Beatrix Da Silva

Beatrice de Menezes da Silva, O.I.C. (sometimes called "Brites") (Spanish: Beatriz da Silva y de Menezes), (Ceuta, Kingdom of Portugal, ca. 1424 – Toledo, Spain, August 9, 1492) was a noblewoman of Portugal, who became a nun and was the foundress of the monastic Order of the Immaculate Conception of Our Lady. She is honored as a saint of the Roman Catholic Church.

She was one of the eleven children of Rui Gomes da Silva, the first Magistrate of Campo Maior, located on the border of Spain and Portugal, and of Isabel de Menezes, an illegitimate daughter of Dom Pedro de Menezes, 1st Count of Vila Real and 2nd Count of Viana do Alentejo, in whose army her father was serving at the time of her birth. She was born in Ceuta, located in North Africa, during her father's time of service in controlling the newly-conquered city. One of her brothers was the Blessed Amadeus of Portugal, O.F.M., a noted reformer of the Order of Friars Minor.

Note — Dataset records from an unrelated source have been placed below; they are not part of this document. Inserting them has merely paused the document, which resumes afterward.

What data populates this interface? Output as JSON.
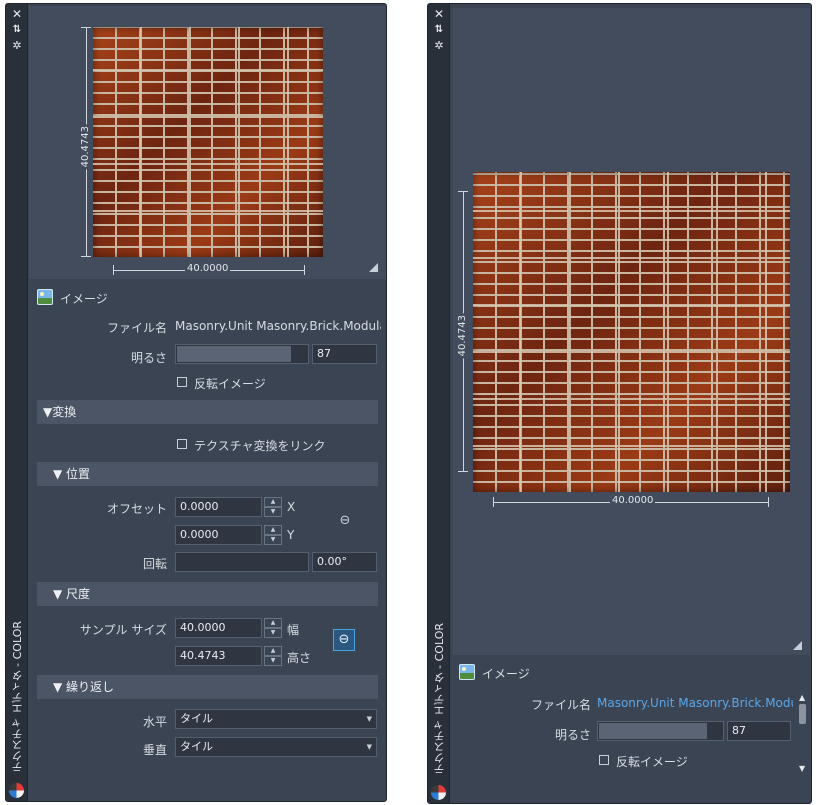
{
  "palette_title": "テクスチャ エディタ - COLOR",
  "titlebar_icons": {
    "close": "close-icon",
    "pin": "auto-hide-icon",
    "settings": "gear-icon"
  },
  "preview": {
    "width_value": "40.0000",
    "height_value": "40.4743"
  },
  "image_section": {
    "heading": "イメージ",
    "filename_label": "ファイル名",
    "filename_value": "Masonry.Unit Masonry.Brick.Modular.B",
    "filename_value_right": "Masonry.Unit Masonry.Brick.Modular",
    "brightness_label": "明るさ",
    "brightness_value": "87",
    "brightness_fill": 0.87,
    "invert_label": "反転イメージ",
    "invert_checked": false
  },
  "transform_section": {
    "heading": "▼変換",
    "link_label": "テクスチャ変換をリンク",
    "link_checked": false
  },
  "position_section": {
    "heading": "▼ 位置",
    "offset_label": "オフセット",
    "offset_x": "0.0000",
    "offset_y": "0.0000",
    "x_label": "X",
    "y_label": "Y",
    "rotation_label": "回転",
    "rotation_value": "0.00°"
  },
  "scale_section": {
    "heading": "▼ 尺度",
    "sample_size_label": "サンプル サイズ",
    "width_value": "40.0000",
    "height_value": "40.4743",
    "width_label": "幅",
    "height_label": "高さ"
  },
  "repeat_section": {
    "heading": "▼ 繰り返し",
    "horizontal_label": "水平",
    "horizontal_value": "タイル",
    "vertical_label": "垂直",
    "vertical_value": "タイル"
  }
}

Beatrice was raised in the castle of Infante John, Lord of Reguengos de Monsaraz. In 1447 Beatrice accompanied his daughter, Princess Isabel of Portugal, to Spain as her lady-in-waiting when Isabel left to marry King John II of Castile and became Queen of Castile and León. Beatrice was her good and close friend, (and later was to receive her support when she founded the Conceptionists). Soon, however, her great beauty began to arouse the irrational jealousy of the Queen, who had her imprisoned in a tiny cell. During this incarceration, Beatrice experienced an apparition of the Blessed Virgin Mary, in which she was instructed to found a new Order in Mary's honor.

Beatrice finally escaped her imprisonment with difficulty and took refuge in the Dominican Second Order monastery of nuns in Toledo. Here she led a life of holiness for forty years, without becoming a member of that Order. In 1484 Beatrice, with some companions, took possession of a monastery in Toledo (still the motherhouse of the Order) set apart for them by Queen Isabel for the new community, which was to be dedicated to honoring the Immaculate Conception of Mary.

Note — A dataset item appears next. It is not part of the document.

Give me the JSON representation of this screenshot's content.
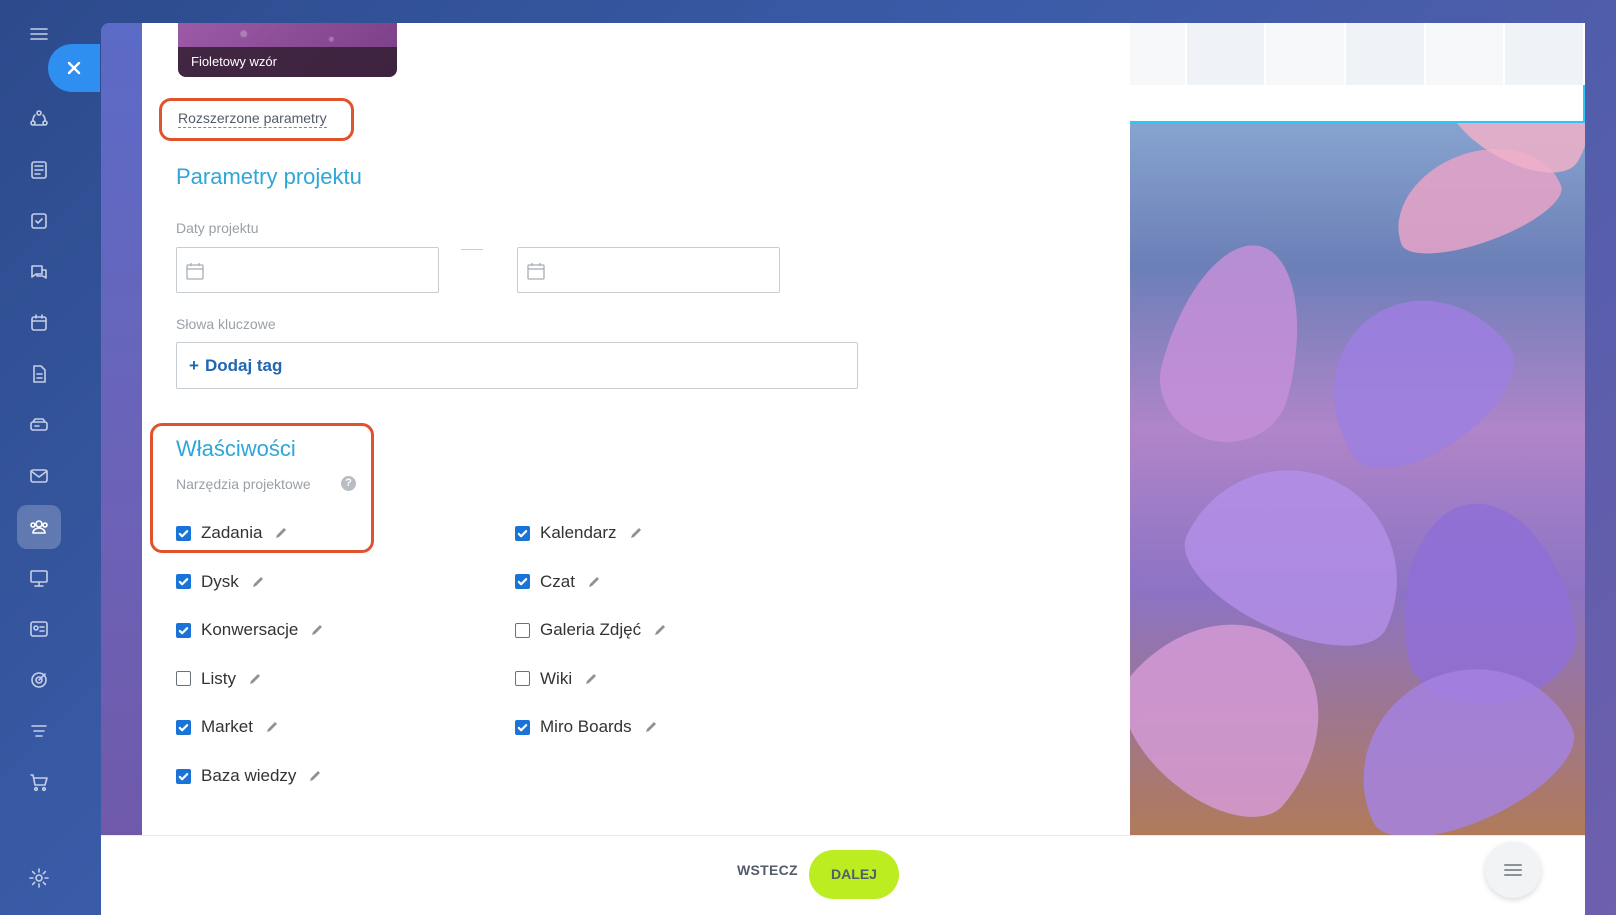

In 1489, by permission of Pope Innocent VIII, the nuns adopted the Cistercian Rule, bound themselves to the daily recitation of the Office of the Immaculate Conception, and were placed under obedience to the Ordinary of the archdiocese. In 1501, Pope Alexander VI united this community with the Benedictine community of San Pedro de las Duenas, and put them all under the Rule of St. Clare. Pope Julius II gave the new religious Order a Rule of its own in 1511, and in 1616 special Constitutions were drawn up for the Order by Cardinal Francis Quiñones.

A second monastery was founded in 1507 at Torrigo, from which, in turn, were established seven others. The Order soon spread through Portugal, Spain, Italy, and France, as well as in Brazil, then Portugal's colony in South America. This foundation was later to separate from the monastic Order, and became Missionary Sisters of the Third Order of St. Francis. The foundress determined on the habit, which was white, with a white scapular and blue mantle.

Beatrice de Menezes da Silva was canonized by Pope Paul VI in 1976. Her feast day is celebrated on 1 September, observed both by the Conceptionist nuns and the Franciscan Order.